Reason and science? How odd, since Republicans so easily confuse Thomas Jefferson’s insistence on the separation of church and state with the need to separate science and state. Intrigued, I waited eagerly for the big reveal, for the entirely unexpected arrival of reason. Good thing I wasn’t holding my breath.
Ryan explained that when he and his wife went for her seven-week ultrasound, “A little baby was in the shape of a bean. And to this day, we have nicknamed our firstborn child, Liza, “Bean.” Now I believe that life begins at conception.”
At first I thought I missed it. Then it dawned on me: that science! I’d been listening for medicine, not horticulture, after all.
So Paul Ryan sees fit to reduce this important question regarding a woman’s autonomy to his affinity for beans. If we carry this line of thinking just a bit further, I suppose he’s the farmer in this scenario and I’m, well, the plod of dirt. I can’t help but say that it takes quite a bit of ironically blind faith to put much credence in that kind of data and analysis.
It sounds silly, but the analogy actually illustrates very clearly why “life” and “choice” advocates always fail to find common ground. Lifers like Ryan cannot seem to understand that these particular beans do not grow in dirt. They grow in the uteri that are located inside the bodies of WOMEN.
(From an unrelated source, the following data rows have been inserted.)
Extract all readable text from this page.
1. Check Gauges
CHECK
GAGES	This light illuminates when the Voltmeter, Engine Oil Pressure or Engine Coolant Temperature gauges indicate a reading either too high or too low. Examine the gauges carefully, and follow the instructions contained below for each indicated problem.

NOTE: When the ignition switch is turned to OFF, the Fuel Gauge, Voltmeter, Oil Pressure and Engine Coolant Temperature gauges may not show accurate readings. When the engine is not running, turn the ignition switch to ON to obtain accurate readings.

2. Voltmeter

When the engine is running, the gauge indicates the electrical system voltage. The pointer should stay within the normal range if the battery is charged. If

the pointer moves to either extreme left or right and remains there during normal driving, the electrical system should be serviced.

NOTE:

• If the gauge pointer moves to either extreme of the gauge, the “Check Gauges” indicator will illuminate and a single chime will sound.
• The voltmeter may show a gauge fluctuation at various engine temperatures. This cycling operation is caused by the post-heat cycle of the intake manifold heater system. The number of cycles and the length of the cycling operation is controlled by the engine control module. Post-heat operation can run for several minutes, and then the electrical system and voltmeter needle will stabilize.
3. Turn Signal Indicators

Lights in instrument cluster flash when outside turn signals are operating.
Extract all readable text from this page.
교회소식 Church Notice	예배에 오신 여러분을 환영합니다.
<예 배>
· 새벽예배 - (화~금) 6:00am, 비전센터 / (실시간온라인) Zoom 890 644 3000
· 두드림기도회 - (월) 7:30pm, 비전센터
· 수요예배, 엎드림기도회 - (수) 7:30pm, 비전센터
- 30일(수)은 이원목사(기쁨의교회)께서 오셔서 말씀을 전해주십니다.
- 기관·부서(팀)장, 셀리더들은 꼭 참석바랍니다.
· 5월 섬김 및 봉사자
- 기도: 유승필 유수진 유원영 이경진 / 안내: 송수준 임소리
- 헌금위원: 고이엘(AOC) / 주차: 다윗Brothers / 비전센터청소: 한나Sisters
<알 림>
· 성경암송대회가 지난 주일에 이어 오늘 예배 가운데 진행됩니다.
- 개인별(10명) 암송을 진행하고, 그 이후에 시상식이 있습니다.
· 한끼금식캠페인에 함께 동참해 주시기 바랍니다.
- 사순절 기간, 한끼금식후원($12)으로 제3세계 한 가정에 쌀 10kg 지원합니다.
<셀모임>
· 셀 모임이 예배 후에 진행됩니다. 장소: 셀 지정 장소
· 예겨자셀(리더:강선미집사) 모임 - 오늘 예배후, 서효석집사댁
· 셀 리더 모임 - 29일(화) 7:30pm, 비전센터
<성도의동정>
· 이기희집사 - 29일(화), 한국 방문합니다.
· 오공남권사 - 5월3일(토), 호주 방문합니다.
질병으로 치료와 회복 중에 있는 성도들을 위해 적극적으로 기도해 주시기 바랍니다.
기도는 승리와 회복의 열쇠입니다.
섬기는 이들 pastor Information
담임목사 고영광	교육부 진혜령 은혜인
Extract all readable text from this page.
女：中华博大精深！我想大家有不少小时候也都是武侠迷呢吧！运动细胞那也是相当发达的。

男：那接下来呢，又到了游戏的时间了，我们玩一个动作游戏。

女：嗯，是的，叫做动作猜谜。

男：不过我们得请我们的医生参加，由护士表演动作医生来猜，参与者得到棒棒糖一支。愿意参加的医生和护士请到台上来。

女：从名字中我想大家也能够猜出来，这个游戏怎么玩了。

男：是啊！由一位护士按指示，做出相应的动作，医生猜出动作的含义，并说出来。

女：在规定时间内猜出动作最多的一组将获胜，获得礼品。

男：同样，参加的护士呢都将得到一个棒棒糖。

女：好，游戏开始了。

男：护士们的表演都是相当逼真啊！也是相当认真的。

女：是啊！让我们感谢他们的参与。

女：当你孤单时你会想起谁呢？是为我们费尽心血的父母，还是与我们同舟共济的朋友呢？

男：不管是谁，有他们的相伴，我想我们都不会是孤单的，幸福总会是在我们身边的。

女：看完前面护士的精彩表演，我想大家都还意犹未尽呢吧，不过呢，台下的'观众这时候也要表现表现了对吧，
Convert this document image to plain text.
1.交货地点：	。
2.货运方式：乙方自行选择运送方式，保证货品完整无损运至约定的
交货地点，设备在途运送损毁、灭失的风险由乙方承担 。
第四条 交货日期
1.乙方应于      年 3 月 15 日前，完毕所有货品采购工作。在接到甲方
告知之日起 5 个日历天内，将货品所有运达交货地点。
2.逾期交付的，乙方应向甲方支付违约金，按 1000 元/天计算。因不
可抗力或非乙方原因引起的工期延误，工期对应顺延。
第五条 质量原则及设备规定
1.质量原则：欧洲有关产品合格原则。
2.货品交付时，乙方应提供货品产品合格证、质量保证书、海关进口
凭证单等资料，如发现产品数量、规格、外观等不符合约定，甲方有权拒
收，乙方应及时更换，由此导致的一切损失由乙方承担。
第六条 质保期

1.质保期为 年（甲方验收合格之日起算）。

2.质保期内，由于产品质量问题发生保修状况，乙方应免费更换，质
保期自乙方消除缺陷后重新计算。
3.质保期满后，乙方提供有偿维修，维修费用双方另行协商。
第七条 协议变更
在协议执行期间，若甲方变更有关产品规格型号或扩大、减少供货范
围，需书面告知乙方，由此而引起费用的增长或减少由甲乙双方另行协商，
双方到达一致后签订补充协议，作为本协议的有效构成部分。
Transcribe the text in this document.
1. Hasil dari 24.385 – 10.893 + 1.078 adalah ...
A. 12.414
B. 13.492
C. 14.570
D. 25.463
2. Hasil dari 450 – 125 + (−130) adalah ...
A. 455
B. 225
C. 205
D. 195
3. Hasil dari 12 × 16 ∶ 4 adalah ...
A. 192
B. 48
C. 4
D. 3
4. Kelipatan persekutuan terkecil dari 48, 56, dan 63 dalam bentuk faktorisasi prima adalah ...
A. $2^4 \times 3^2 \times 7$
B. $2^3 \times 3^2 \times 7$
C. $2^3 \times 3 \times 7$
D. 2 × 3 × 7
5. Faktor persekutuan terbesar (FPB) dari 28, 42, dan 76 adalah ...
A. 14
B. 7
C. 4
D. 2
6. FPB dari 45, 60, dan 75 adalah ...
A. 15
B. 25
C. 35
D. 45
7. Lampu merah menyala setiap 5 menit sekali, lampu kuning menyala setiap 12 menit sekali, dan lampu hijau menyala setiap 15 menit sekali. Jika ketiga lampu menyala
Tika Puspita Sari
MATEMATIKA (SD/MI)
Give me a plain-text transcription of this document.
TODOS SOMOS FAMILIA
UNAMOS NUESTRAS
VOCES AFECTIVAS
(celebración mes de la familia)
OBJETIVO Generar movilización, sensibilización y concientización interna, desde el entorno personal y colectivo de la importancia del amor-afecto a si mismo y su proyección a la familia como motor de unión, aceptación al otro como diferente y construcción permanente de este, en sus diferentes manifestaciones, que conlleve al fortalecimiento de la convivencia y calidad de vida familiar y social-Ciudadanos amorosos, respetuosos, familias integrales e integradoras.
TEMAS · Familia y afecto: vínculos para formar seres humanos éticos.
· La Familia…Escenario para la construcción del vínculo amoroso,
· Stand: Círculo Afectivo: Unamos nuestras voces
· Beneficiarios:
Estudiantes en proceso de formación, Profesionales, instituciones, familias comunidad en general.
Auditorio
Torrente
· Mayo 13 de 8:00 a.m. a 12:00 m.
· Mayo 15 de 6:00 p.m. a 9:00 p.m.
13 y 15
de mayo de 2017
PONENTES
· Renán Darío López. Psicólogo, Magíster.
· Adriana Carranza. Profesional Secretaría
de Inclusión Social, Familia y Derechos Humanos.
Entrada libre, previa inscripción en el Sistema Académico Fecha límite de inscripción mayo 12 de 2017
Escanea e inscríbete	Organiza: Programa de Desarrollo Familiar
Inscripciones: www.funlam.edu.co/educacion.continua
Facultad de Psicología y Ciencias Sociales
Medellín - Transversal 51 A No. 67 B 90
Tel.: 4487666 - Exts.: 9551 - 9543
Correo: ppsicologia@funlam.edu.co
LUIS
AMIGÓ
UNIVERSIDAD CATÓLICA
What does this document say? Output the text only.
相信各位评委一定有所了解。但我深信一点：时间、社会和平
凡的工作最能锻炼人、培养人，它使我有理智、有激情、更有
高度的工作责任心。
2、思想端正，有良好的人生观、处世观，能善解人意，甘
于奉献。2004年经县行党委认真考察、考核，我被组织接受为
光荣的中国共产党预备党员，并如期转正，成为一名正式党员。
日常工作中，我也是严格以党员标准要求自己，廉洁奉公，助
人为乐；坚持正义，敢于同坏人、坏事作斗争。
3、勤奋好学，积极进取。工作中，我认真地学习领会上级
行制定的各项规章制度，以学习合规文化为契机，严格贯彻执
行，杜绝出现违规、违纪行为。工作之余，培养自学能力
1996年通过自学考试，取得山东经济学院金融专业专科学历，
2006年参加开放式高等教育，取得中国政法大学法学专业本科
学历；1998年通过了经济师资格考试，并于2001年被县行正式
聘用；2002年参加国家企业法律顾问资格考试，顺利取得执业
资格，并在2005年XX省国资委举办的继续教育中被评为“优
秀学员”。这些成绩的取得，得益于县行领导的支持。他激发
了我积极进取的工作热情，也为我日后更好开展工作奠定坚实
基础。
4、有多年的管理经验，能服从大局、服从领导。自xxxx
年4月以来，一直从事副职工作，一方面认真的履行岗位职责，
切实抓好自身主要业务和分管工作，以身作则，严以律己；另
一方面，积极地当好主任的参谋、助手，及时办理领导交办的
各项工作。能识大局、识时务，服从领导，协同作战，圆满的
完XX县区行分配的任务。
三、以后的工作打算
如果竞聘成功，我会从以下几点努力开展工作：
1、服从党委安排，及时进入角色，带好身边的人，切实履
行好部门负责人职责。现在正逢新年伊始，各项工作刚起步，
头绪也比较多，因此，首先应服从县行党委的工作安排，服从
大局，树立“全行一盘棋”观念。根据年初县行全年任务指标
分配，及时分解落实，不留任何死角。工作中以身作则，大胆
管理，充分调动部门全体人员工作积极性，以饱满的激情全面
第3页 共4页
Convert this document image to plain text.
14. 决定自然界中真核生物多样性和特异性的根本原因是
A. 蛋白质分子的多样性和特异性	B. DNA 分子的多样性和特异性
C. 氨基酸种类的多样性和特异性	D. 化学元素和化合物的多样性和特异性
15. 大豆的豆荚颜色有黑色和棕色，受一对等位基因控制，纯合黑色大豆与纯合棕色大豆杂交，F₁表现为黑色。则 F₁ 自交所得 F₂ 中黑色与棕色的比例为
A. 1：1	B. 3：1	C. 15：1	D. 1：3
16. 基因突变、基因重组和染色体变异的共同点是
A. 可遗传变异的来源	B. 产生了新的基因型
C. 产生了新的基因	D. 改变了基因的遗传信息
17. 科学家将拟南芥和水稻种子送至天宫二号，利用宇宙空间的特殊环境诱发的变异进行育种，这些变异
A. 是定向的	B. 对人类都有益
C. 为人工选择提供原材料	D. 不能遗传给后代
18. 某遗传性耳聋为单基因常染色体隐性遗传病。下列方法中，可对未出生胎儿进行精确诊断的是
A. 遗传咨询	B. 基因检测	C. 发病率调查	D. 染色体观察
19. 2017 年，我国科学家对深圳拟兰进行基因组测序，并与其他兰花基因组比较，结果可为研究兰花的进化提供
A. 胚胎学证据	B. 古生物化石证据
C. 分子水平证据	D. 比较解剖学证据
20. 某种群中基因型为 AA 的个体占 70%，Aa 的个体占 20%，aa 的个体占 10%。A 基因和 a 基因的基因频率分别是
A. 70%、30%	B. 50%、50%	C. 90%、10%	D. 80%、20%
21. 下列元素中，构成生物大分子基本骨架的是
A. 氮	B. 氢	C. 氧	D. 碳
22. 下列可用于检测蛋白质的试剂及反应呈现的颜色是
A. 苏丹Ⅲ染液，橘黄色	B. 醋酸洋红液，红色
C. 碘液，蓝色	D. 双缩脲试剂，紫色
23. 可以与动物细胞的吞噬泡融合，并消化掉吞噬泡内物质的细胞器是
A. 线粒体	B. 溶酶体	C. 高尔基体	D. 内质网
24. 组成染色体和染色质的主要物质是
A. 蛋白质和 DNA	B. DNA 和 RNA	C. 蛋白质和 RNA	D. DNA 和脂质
And guess what, Mr. Ryan? Women are human beings, not human beans. That means we have brains, and hearts, and free will. That means we don’t want you tromping all over our bodies with your “science” and your farm equipment. Unlike most vegetables, women require self-determination, not a farmer’s cultivation.
But that’s exactly the point, isn’t it? Ryan hopes to hide his desire to control women’s bodies under the cloak of science. Perhaps his garden-variety analysis works for faithful Republicans. To me, Paul’s big scientific debut turned out to be nothing more than, you guessed it, a hill of beans.